ABC seems to love the story of Rush Limbaugh's "drug deal." The same story that led the Friday edition of ABC’s World News Tonight was also mentioned at the top of this morning’s Good Morning America, even though there's nothing new to say.
So instead of news, ABC just suggested Limbaugh belongs in jail. Co-host Charlie Gibson teased "Rush to judgment? Rush Limbaugh is set to sign a deal with prosecutors today after three years of prescription drug fraud investigations. But, did he get off easy? The controversy ahead."
Then at the end of the 7am EDT half-hour, Gibson again suggested Rush deserved harsher punishment: "Coming up on Good Morning America, a rush to judgment? He’s made a deal with prosecutors. Did Rush Limbaugh get off easy?”
Finally, at 7:32am, Gibson explained: "We're going to start the half hour with Rush Limbaugh, the conservative radio talk show host. He's expected to sign a deal with prosecutors later today. This after more than three years of a prescription drug fraud investigation. But now there are new questions, is Limbaugh getting off too easy?"
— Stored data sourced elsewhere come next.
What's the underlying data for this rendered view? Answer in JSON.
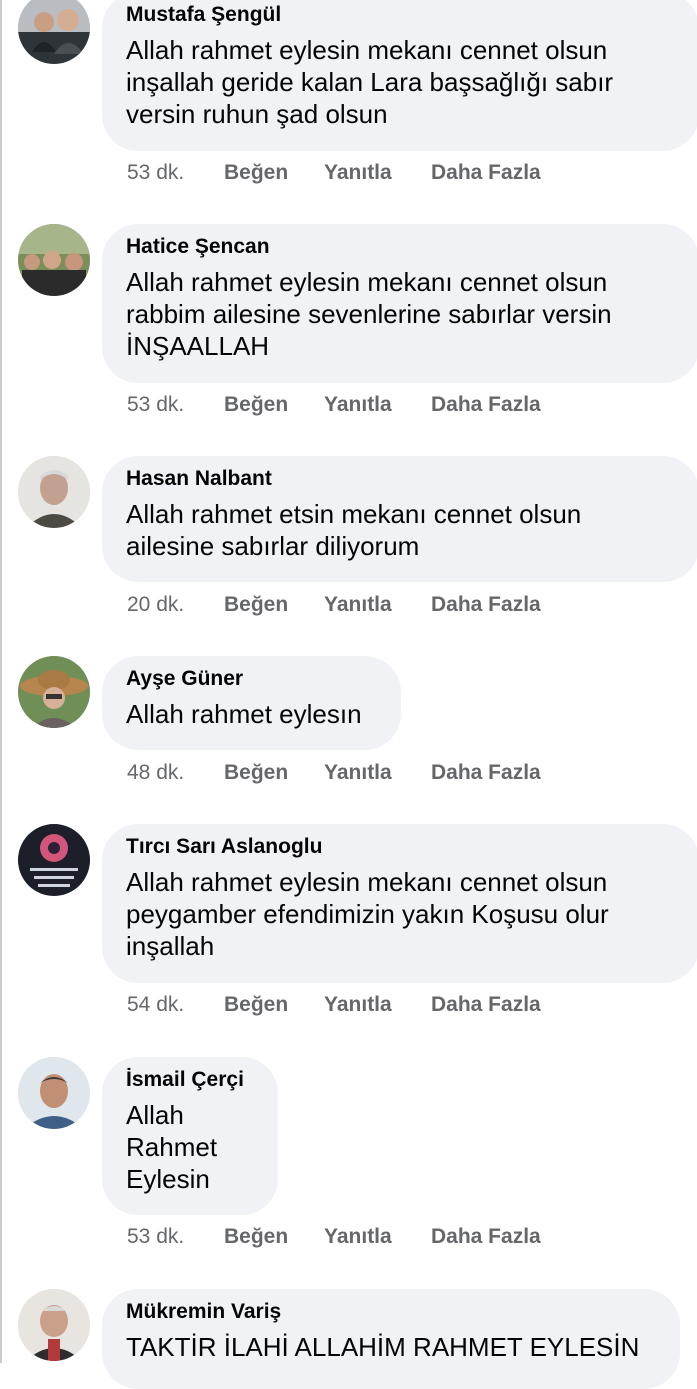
{
  "comments": [
    {
      "author": "Mustafa Şengül",
      "text": "Allah rahmet eylesin mekanı cennet olsun\ninşallah geride kalan Lara başsağlığı sabır\nversin ruhun şad olsun",
      "time": "53 dk."
    },
    {
      "author": "Hatice Şencan",
      "text": "Allah rahmet eylesin mekanı cennet olsun\nrabbim ailesine sevenlerine sabırlar versin\nİNŞAALLAH",
      "time": "53 dk."
    },
    {
      "author": "Hasan Nalbant",
      "text": "Allah rahmet etsin mekanı cennet olsun\nailesine sabırlar diliyorum",
      "time": "20 dk."
    },
    {
      "author": "Ayşe Güner",
      "text": "Allah rahmet eylesın",
      "time": "48 dk."
    },
    {
      "author": "Tırcı Sarı Aslanoglu",
      "text": "Allah rahmet eylesin mekanı cennet olsun\npeygamber efendimizin yakın Koşusu olur\ninşallah",
      "time": "54 dk."
    },
    {
      "author": "İsmail Çerçi",
      "text": "Allah\nRahmet\nEylesin",
      "time": "53 dk."
    },
    {
      "author": "Mükremin Variş",
      "text": "TAKTİR İLAHİ ALLAHİM RAHMET EYLESİN",
      "time": ""
    }
  ],
  "actions": {
    "like": "Beğen",
    "reply": "Yanıtla",
    "more": "Daha Fazla"
  },
  "colors": {
    "bubble": "#f0f2f5",
    "meta": "#65676b",
    "text": "#050505"
  }
}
ABC then aired a re-run of the same Jeffrey Kofman story shown on Saturday's World News Tonight, where Kofman charged that "Limbaugh himself has not been so tolerant of other people's problems with drug addiction." For the rest of Kofman's hard-line take on Rush, the MRC's Brent Baker has full details here.
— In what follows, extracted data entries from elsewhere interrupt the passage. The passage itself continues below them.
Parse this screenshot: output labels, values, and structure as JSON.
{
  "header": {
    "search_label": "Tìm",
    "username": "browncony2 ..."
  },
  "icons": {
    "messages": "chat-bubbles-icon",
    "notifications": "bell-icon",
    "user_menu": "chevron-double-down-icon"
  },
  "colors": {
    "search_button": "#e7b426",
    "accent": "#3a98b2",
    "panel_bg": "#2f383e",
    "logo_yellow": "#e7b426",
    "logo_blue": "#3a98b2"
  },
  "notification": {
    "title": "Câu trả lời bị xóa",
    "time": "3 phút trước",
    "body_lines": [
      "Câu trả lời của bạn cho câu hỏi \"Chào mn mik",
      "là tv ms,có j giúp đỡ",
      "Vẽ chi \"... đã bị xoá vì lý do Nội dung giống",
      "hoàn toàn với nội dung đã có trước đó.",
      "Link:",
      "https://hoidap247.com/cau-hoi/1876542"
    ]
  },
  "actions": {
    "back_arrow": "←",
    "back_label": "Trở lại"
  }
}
After that, Gibson chewed over the Limbaugh case with reporter Chris Cuomo. Gibson voiced amazement at how Limbaugh had achieved "complete vindication," telling Cuomo:
"Chris, he's booked on a single charge, he pleads not guilty and in the end he's going to have no criminal record. If that's not complete vindication for Limbaugh, I don't know what would be."
Chris Cuomo: "And add to what also makes this unusual is, he fights it for two-and-a-half years and reportedly had over 10,000 pills, which speaks to something other than use. Not that there was any proof of intent to distribute here. But what usually you have to give to get to get into a program like this, you're a first time offender, you're an admitted addict, which Rush Limbaugh is, so they cut you a break because they believe treatment helps you better than punishment. He thwarted that a little bit here and he still got it."
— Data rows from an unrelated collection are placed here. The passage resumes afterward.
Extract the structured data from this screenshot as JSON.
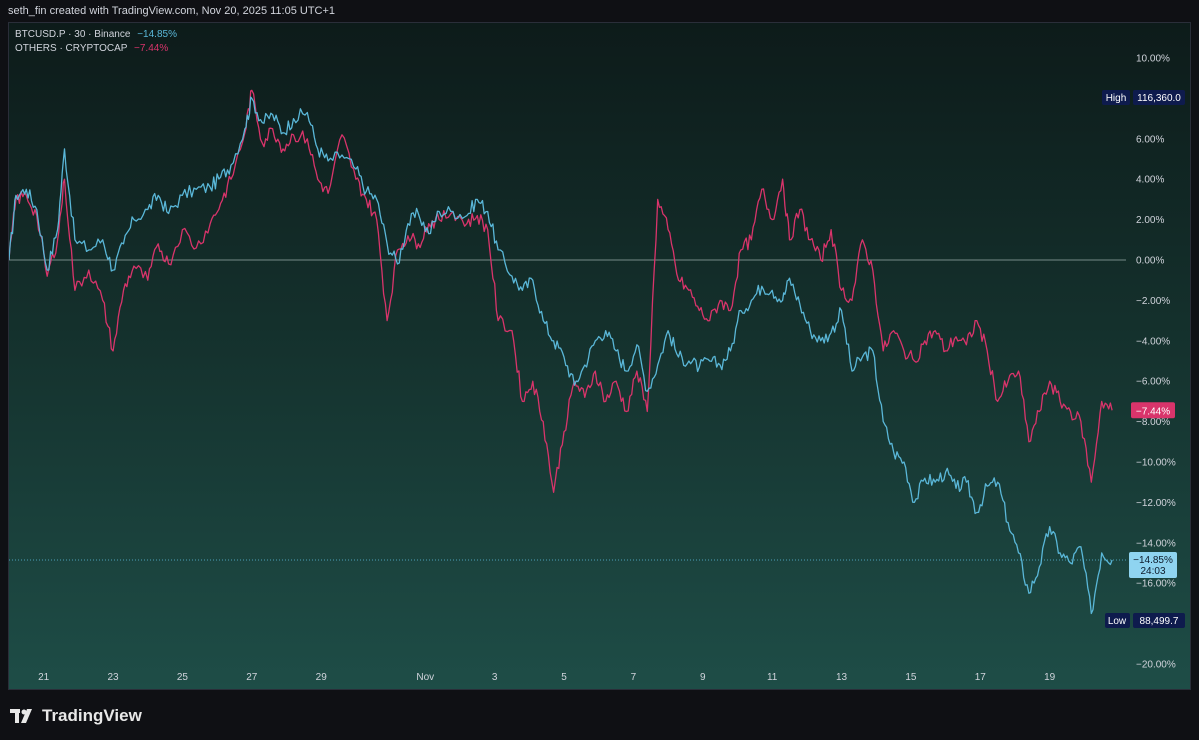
{
  "header": {
    "attribution": "seth_fin created with TradingView.com, Nov 20, 2025 11:05 UTC+1"
  },
  "legend": {
    "btc": {
      "label": "BTCUSD.P · 30 · Binance",
      "change": "−14.85%"
    },
    "others": {
      "label": "OTHERS · CRYPTOCAP",
      "change": "−7.44%"
    }
  },
  "high_label": {
    "tag": "High",
    "value": "116,360.0"
  },
  "low_label": {
    "tag": "Low",
    "value": "88,499.7"
  },
  "last_tags": {
    "others": "−7.44%",
    "btc_pct": "−14.85%",
    "btc_countdown": "24:03"
  },
  "footer": {
    "brand": "TradingView"
  },
  "colors": {
    "btc": "#5ab7d8",
    "others": "#d9346b",
    "high_low_bg": "#0e1b4d",
    "zero_line": "#9fb3b0"
  },
  "chart_data": {
    "type": "line",
    "title": "",
    "y_unit": "%",
    "ylim": [
      -20,
      10
    ],
    "yticks": [
      10,
      6,
      4,
      2,
      0,
      -2,
      -4,
      -6,
      -8,
      -10,
      -12,
      -14,
      -16,
      -20
    ],
    "ytick_labels": [
      "10.00%",
      "6.00%",
      "4.00%",
      "2.00%",
      "0.00%",
      "−2.00%",
      "−4.00%",
      "−6.00%",
      "−8.00%",
      "−10.00%",
      "−12.00%",
      "−14.00%",
      "−16.00%",
      "−20.00%"
    ],
    "x_tick_labels": [
      "21",
      "23",
      "25",
      "27",
      "29",
      "Nov",
      "3",
      "5",
      "7",
      "9",
      "11",
      "13",
      "15",
      "17",
      "19"
    ],
    "x_tick_days": [
      1,
      3,
      5,
      7,
      9,
      12,
      14,
      16,
      18,
      20,
      22,
      24,
      26,
      28,
      30
    ],
    "series": [
      {
        "name": "BTCUSD.P",
        "color": "#5ab7d8",
        "points": [
          [
            0.0,
            0.0
          ],
          [
            0.2,
            3.2
          ],
          [
            0.5,
            3.5
          ],
          [
            0.8,
            2.5
          ],
          [
            1.1,
            -0.5
          ],
          [
            1.4,
            1.5
          ],
          [
            1.6,
            5.5
          ],
          [
            1.9,
            1.0
          ],
          [
            2.3,
            0.5
          ],
          [
            2.7,
            1.0
          ],
          [
            3.0,
            -0.5
          ],
          [
            3.3,
            0.8
          ],
          [
            3.6,
            2.0
          ],
          [
            4.0,
            2.5
          ],
          [
            4.3,
            3.2
          ],
          [
            4.6,
            2.3
          ],
          [
            5.0,
            3.2
          ],
          [
            5.4,
            3.5
          ],
          [
            5.8,
            3.6
          ],
          [
            6.1,
            4.1
          ],
          [
            6.4,
            4.7
          ],
          [
            6.8,
            6.5
          ],
          [
            7.0,
            8.0
          ],
          [
            7.3,
            6.8
          ],
          [
            7.6,
            7.2
          ],
          [
            7.9,
            6.3
          ],
          [
            8.2,
            7.0
          ],
          [
            8.6,
            7.3
          ],
          [
            8.9,
            5.5
          ],
          [
            9.2,
            4.9
          ],
          [
            9.6,
            5.2
          ],
          [
            10.0,
            4.5
          ],
          [
            10.3,
            3.4
          ],
          [
            10.6,
            3.0
          ],
          [
            10.9,
            0.8
          ],
          [
            11.2,
            -0.2
          ],
          [
            11.5,
            1.8
          ],
          [
            11.8,
            2.3
          ],
          [
            12.1,
            1.3
          ],
          [
            12.4,
            2.4
          ],
          [
            12.8,
            2.4
          ],
          [
            13.2,
            2.2
          ],
          [
            13.5,
            3.0
          ],
          [
            13.8,
            2.4
          ],
          [
            14.1,
            0.5
          ],
          [
            14.5,
            -0.8
          ],
          [
            14.8,
            -1.5
          ],
          [
            15.1,
            -1.0
          ],
          [
            15.4,
            -3.0
          ],
          [
            15.7,
            -4.0
          ],
          [
            16.0,
            -4.8
          ],
          [
            16.3,
            -6.2
          ],
          [
            16.6,
            -5.2
          ],
          [
            16.9,
            -4.0
          ],
          [
            17.2,
            -3.5
          ],
          [
            17.5,
            -4.5
          ],
          [
            17.8,
            -5.5
          ],
          [
            18.1,
            -4.2
          ],
          [
            18.4,
            -6.5
          ],
          [
            18.7,
            -5.2
          ],
          [
            19.0,
            -3.5
          ],
          [
            19.3,
            -4.8
          ],
          [
            19.6,
            -5.0
          ],
          [
            19.9,
            -5.3
          ],
          [
            20.2,
            -5.0
          ],
          [
            20.5,
            -5.2
          ],
          [
            20.8,
            -4.5
          ],
          [
            21.1,
            -2.5
          ],
          [
            21.4,
            -2.0
          ],
          [
            21.7,
            -1.3
          ],
          [
            22.0,
            -1.5
          ],
          [
            22.3,
            -2.0
          ],
          [
            22.5,
            -0.9
          ],
          [
            22.8,
            -2.2
          ],
          [
            23.1,
            -3.5
          ],
          [
            23.4,
            -4.0
          ],
          [
            23.7,
            -3.6
          ],
          [
            24.0,
            -2.5
          ],
          [
            24.3,
            -5.5
          ],
          [
            24.6,
            -4.8
          ],
          [
            24.9,
            -4.5
          ],
          [
            25.2,
            -8.0
          ],
          [
            25.5,
            -9.5
          ],
          [
            25.8,
            -10.0
          ],
          [
            26.1,
            -12.0
          ],
          [
            26.4,
            -10.8
          ],
          [
            26.7,
            -11.0
          ],
          [
            27.0,
            -10.5
          ],
          [
            27.3,
            -11.3
          ],
          [
            27.6,
            -11.0
          ],
          [
            27.9,
            -12.5
          ],
          [
            28.2,
            -11.2
          ],
          [
            28.5,
            -11.0
          ],
          [
            28.8,
            -13.0
          ],
          [
            29.1,
            -14.5
          ],
          [
            29.4,
            -16.5
          ],
          [
            29.7,
            -15.2
          ],
          [
            30.0,
            -13.2
          ],
          [
            30.3,
            -14.5
          ],
          [
            30.6,
            -15.0
          ],
          [
            30.9,
            -14.2
          ],
          [
            31.2,
            -17.5
          ],
          [
            31.5,
            -14.5
          ],
          [
            31.8,
            -14.85
          ]
        ]
      },
      {
        "name": "OTHERS",
        "color": "#d9346b",
        "points": [
          [
            0.0,
            0.0
          ],
          [
            0.2,
            3.0
          ],
          [
            0.5,
            3.2
          ],
          [
            0.8,
            2.2
          ],
          [
            1.1,
            -0.8
          ],
          [
            1.4,
            1.0
          ],
          [
            1.6,
            4.0
          ],
          [
            1.9,
            -1.5
          ],
          [
            2.3,
            -0.5
          ],
          [
            2.7,
            -2.0
          ],
          [
            3.0,
            -4.5
          ],
          [
            3.3,
            -1.5
          ],
          [
            3.6,
            -0.3
          ],
          [
            4.0,
            -1.0
          ],
          [
            4.3,
            0.8
          ],
          [
            4.6,
            -0.2
          ],
          [
            5.0,
            1.5
          ],
          [
            5.4,
            0.6
          ],
          [
            5.8,
            1.8
          ],
          [
            6.1,
            2.8
          ],
          [
            6.4,
            4.0
          ],
          [
            6.8,
            6.3
          ],
          [
            7.0,
            8.4
          ],
          [
            7.3,
            5.8
          ],
          [
            7.6,
            6.5
          ],
          [
            7.9,
            5.5
          ],
          [
            8.2,
            6.2
          ],
          [
            8.6,
            6.0
          ],
          [
            8.9,
            4.0
          ],
          [
            9.2,
            3.3
          ],
          [
            9.6,
            6.2
          ],
          [
            10.0,
            4.0
          ],
          [
            10.3,
            3.0
          ],
          [
            10.6,
            2.0
          ],
          [
            10.9,
            -3.0
          ],
          [
            11.2,
            0.5
          ],
          [
            11.5,
            1.2
          ],
          [
            11.8,
            0.8
          ],
          [
            12.1,
            1.8
          ],
          [
            12.4,
            2.0
          ],
          [
            12.8,
            2.4
          ],
          [
            13.2,
            1.8
          ],
          [
            13.5,
            2.2
          ],
          [
            13.8,
            1.5
          ],
          [
            14.1,
            -3.0
          ],
          [
            14.5,
            -3.5
          ],
          [
            14.8,
            -7.0
          ],
          [
            15.1,
            -6.0
          ],
          [
            15.4,
            -8.0
          ],
          [
            15.7,
            -11.5
          ],
          [
            16.0,
            -8.5
          ],
          [
            16.3,
            -6.0
          ],
          [
            16.6,
            -6.8
          ],
          [
            16.9,
            -5.5
          ],
          [
            17.2,
            -7.0
          ],
          [
            17.5,
            -6.0
          ],
          [
            17.8,
            -7.5
          ],
          [
            18.1,
            -5.5
          ],
          [
            18.4,
            -7.5
          ],
          [
            18.7,
            3.0
          ],
          [
            19.0,
            1.5
          ],
          [
            19.3,
            -1.0
          ],
          [
            19.6,
            -1.5
          ],
          [
            19.9,
            -2.5
          ],
          [
            20.2,
            -3.0
          ],
          [
            20.5,
            -2.0
          ],
          [
            20.8,
            -2.5
          ],
          [
            21.1,
            0.5
          ],
          [
            21.4,
            1.0
          ],
          [
            21.7,
            3.5
          ],
          [
            22.0,
            2.0
          ],
          [
            22.3,
            4.0
          ],
          [
            22.5,
            1.0
          ],
          [
            22.8,
            2.5
          ],
          [
            23.1,
            1.0
          ],
          [
            23.4,
            0.0
          ],
          [
            23.7,
            1.5
          ],
          [
            24.0,
            -1.5
          ],
          [
            24.3,
            -2.0
          ],
          [
            24.6,
            1.0
          ],
          [
            24.9,
            -0.5
          ],
          [
            25.2,
            -4.5
          ],
          [
            25.5,
            -3.5
          ],
          [
            25.8,
            -4.5
          ],
          [
            26.1,
            -5.0
          ],
          [
            26.4,
            -4.0
          ],
          [
            26.7,
            -3.5
          ],
          [
            27.0,
            -4.5
          ],
          [
            27.3,
            -3.8
          ],
          [
            27.6,
            -4.2
          ],
          [
            27.9,
            -3.0
          ],
          [
            28.2,
            -4.5
          ],
          [
            28.5,
            -7.0
          ],
          [
            28.8,
            -6.0
          ],
          [
            29.1,
            -5.5
          ],
          [
            29.4,
            -9.0
          ],
          [
            29.7,
            -7.5
          ],
          [
            30.0,
            -6.0
          ],
          [
            30.3,
            -7.0
          ],
          [
            30.6,
            -7.5
          ],
          [
            30.9,
            -8.0
          ],
          [
            31.2,
            -11.0
          ],
          [
            31.5,
            -7.0
          ],
          [
            31.8,
            -7.44
          ]
        ]
      }
    ],
    "last_values": {
      "BTCUSD.P": -14.85,
      "OTHERS": -7.44
    },
    "high_value": 116360.0,
    "low_value": 88499.7,
    "grid": false,
    "legend_position": "top-left"
  }
}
Gibson: "But the prosecutor a year ago was talking about multiple felonies and money laundering and making a big deal out of this. Limbaugh always said, 'I never did anything wrong.' And, indeed, looks like it comes out that way."
Cuomo: "Well, first of all, he certainly admitted to his addiction, not that that's a crime but obviously he had to have the means to have it. You don't know that the prosecutor's case was as strong as first suggested. The main witness against here went to the Enquirer and got a big payout and so that hurts their credibility. However, this is not the every man deal. We heard it from legal experts all weekend long and it's something to be thought about. But there is a winner here in an absolute sense, that's the public. Prescription drug use is a very big problem. People don't know it, they're not aware of it. Perhaps when they see someone like Rush Limbaugh go down because of it, they will start to take it more seriously. Of course, if he is guilty of anything it maybe hypocrisy here."
Gibson: "Because he's been very tough on drug offenders on his radio program."
Cuomo: "He has been. If they do they crime, they should do the time, doesn't matter if it's drugs. Interestingly, Roy Black said a dangerous thing, his attorney, who got an amazing deal here. He said he shouldn't be seen like other addicts because he had pain and he was trying to manage it. That's dangerous. Addiction is addiction, Charlie. And what you want people to understand is how dangerous it can be. Rush should be pushing that message more than anyone."